A large crowd of Haitian children in matching school uniforms

The Centers for Disease Control and Prevention (CDC), working closely with Delta Airlines and other key partners, helped three critically ill children in Haiti receive the lifesaving medication they needed within hours.

CDC maintains supplies of select drugs and other treatment products that are not commercially available, or are in limited supply. Some are stored at CDC Quarantine Stations located in major US airports, where they are ready for immediate shipment in the event of an emergency.

On February 27, 2015, CDC received an urgent request from the Ministry of Health in Port-au-Prince, Haiti, for diphtheria antitoxin—a product used to treat respiratory diphtheria, a life-threatening bacterial infection.
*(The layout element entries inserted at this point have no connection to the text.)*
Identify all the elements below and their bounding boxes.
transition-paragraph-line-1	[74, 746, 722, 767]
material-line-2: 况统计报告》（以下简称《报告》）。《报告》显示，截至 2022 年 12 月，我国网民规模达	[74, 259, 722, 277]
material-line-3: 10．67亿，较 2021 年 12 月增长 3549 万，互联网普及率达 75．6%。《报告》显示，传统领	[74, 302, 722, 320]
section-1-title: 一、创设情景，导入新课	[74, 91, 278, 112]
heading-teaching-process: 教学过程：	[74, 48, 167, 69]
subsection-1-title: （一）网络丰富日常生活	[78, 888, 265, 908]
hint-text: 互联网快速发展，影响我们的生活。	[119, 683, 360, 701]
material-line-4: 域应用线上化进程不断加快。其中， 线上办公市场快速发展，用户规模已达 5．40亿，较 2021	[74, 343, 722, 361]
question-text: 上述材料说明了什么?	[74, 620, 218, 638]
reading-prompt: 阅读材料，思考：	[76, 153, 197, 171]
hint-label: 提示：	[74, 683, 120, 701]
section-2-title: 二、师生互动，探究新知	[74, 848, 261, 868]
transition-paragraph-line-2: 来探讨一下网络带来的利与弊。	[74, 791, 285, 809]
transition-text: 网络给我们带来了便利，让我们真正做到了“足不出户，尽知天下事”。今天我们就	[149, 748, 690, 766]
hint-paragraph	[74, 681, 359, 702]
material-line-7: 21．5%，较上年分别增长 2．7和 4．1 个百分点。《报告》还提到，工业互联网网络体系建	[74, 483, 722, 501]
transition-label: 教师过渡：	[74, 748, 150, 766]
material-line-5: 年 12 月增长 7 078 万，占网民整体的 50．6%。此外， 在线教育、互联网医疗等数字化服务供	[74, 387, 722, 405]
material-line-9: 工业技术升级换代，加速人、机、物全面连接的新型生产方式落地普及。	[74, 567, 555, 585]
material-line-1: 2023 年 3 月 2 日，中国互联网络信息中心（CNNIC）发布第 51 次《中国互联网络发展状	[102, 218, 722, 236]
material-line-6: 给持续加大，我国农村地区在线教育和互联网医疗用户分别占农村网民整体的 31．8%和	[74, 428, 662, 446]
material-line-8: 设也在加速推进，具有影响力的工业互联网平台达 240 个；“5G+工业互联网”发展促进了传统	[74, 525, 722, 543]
Three siblings in Haiti had contracted the contagious disease, and likely wouldn’t survive without the medication. Another sibling had already died from the infection.

Typically, the treatment would be shipped on a cargo flight. However, the next available departure was 3 days away. Fortunately, one of Delta’s commercial jetliners was scheduled to leave from Atlanta for the Haitian capital later that day. CDC asked if Delta could take 20 vials of the treatment, enough for two of the children, aboard the flight. (The third child’s treatment was shipped from Miami via a different carrier.) It would be carried by the crew and then hand-delivered to medical personnel in Haiti.

delta plan on a runway in the downtime

A CDC medical officer conferred with Delta and confirmed the shipment was in no way capable of transmitting illness, presenting zero infectious risk. The Transportation Security Administration also inspected and approved the treatment vials for shipment at the gate, and the plane was given the green light for departure. After the flight landed in Haiti, a CDC-Haiti medical epidemiologist met with the flight crew and delivered the medication to the hospital where all the children were being treated.

In such times of crisis, teamwork is critical. Thanks to their dedication and coordination, public and private partners working together helped save three children’s lives.